Literatur, insbesondere die Hochliteratur stellt die Welt häufig als Jammertal dar. Unter den Klassikern gibt es weit aus mehr Tragödien und dramatische Erzählungen als Lustiges oder Positives. Die Literatur ist seit jeher die Domäne von Pessimisten und Tragikern. Dagegen ist allenfalls einzuwenden, dass das nicht sehr realistisch ist, denn Leben ist zwar stets prekär, aber selten vollkommen tragisch.

Wogegen man sich aber (auch in der Literatur) wehren sollte, ist das falsche Leiden. Wäre die Protagonistin meine Freundin, würde ich ihr mit den Knöcheln auf den Kopf schlagen und sie auffordern, wieder zur Besinnung zu kommen. Da wird einem Kind gesagt, es soll diese Dose nicht anrühren. Es wird ihm nicht erklärt, was es damit auf sich hat. Eine Chance wird verpasst, zu erklären, was Heimat bedeutet, und warum die Menschen daran hängen. Und wenn das Kind dann das natürlichste Ding der Welt macht, nämlich mal nachzuschauen, was es mit der ominösen Schachtel auf sich hat, bleibt es mit dem Rätsel zurück, das es allein unmöglich lösen kann.

Dann passiert diese dumme Sache mit dem Verschütten des Inhalts. Und das Ergebnis der Situation soll nun sein, dass sich dieses Kind sein Leben lang Vorwürfe macht? Wenn mir die Geschichte das nahelegt, also so tut, als oben so eben das Leiden auf dieser Welt sein müsse, dann vermisse ich die Intervention des Erzählers bzw. des Autoren.
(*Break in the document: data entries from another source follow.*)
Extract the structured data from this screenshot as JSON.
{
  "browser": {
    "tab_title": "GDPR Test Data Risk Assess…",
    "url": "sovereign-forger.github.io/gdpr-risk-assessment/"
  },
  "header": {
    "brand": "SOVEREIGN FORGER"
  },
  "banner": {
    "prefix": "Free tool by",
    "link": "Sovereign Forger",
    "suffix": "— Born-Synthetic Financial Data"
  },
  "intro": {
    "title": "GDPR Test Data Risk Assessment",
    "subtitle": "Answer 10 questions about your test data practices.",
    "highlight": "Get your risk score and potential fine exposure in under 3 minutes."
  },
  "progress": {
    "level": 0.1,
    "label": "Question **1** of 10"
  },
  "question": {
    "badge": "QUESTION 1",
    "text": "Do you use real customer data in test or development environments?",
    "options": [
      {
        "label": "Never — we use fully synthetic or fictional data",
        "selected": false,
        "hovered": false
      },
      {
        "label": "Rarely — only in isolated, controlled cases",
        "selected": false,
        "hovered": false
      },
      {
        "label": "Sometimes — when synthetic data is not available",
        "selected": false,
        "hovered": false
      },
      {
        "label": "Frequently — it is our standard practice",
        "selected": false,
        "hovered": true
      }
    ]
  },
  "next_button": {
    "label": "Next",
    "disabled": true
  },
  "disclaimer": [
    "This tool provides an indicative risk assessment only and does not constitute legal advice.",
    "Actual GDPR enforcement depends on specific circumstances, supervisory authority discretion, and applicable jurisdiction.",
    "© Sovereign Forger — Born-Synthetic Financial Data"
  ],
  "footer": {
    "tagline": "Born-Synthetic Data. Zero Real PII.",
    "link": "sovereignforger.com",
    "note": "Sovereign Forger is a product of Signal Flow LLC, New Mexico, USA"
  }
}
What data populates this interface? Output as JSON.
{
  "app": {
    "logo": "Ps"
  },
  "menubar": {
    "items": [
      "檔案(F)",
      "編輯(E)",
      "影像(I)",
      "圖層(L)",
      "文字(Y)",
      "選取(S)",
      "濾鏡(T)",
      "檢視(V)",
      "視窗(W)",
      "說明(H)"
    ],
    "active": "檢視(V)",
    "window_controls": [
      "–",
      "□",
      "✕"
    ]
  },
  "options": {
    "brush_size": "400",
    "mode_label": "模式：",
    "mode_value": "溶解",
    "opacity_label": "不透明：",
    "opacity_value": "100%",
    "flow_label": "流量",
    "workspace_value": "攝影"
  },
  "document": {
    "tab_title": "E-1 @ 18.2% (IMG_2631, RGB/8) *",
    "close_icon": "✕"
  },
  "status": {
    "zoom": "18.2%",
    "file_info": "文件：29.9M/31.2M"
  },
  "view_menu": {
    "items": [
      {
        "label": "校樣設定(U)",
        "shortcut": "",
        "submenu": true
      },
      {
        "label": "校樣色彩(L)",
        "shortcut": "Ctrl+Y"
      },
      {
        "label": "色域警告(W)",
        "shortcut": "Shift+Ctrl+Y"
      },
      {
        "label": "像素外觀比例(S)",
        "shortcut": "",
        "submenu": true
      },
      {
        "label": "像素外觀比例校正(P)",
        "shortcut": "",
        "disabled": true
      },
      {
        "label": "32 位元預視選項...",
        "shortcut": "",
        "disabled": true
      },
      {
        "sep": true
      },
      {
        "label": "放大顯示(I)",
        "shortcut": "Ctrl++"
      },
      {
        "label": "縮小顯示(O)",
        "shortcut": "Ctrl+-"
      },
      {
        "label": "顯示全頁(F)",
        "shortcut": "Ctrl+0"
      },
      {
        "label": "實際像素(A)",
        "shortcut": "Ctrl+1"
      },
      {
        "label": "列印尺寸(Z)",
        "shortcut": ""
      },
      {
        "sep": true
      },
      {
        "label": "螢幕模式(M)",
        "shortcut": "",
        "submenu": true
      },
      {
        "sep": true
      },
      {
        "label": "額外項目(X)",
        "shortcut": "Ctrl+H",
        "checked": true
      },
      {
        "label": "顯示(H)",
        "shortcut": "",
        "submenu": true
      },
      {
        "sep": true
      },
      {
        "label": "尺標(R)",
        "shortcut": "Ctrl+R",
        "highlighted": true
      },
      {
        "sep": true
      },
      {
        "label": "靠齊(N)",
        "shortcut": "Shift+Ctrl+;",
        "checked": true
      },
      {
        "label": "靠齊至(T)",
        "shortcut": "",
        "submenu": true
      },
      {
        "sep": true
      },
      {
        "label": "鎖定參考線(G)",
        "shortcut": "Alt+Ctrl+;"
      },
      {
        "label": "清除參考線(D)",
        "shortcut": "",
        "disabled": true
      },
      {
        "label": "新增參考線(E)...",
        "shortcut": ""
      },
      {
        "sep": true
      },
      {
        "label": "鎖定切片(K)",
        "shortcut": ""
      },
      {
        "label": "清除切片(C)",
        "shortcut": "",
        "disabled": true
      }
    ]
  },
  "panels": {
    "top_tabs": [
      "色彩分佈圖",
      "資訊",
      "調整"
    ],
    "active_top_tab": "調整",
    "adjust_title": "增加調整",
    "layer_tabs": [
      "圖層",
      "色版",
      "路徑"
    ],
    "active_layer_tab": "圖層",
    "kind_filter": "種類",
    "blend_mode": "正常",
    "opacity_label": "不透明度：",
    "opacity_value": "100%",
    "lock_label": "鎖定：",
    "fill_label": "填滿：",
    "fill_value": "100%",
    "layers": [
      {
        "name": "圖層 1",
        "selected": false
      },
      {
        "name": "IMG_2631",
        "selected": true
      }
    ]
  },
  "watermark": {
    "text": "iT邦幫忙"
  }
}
Gibt es nicht schon Katastrophen genug, als dass wir uns auch wegen ein bisschen verschütteter Erde das Leben noch zusätzlich schwer machen müssen. Diese sentimentale Geste des Begrabens in der Heimaterde in allen Ehren, aber es ist nur eine Geste, ein Symbol, ein Zeichen. Nicht mehr. Aber das Leben eines Menschen ist real. Nichts kann mich davon überzeugen, dass diese sentimentale Geste es wert sein soll, das Leben eines Menschen mit dem Schwarzschleier der Reue zu vergiften, zumal das Kind für dieses Missgeschick auch gar nichts konnte.

Versteh mich richtig: Ich kritisiere nicht, dass die Geschichte diese Ereignisse erzählt. Aber von einem scharfsinnigen, humanistischen Autoren erwarte ich, dass er das ins richtige Licht rückt und nicht in fatalistischer Haltung so tut, als wäre dieser Schmerz nun ein mal der gerechtfertigte Lauf der Dinge. Diese Sichtweise wäre beinahe reaktionär.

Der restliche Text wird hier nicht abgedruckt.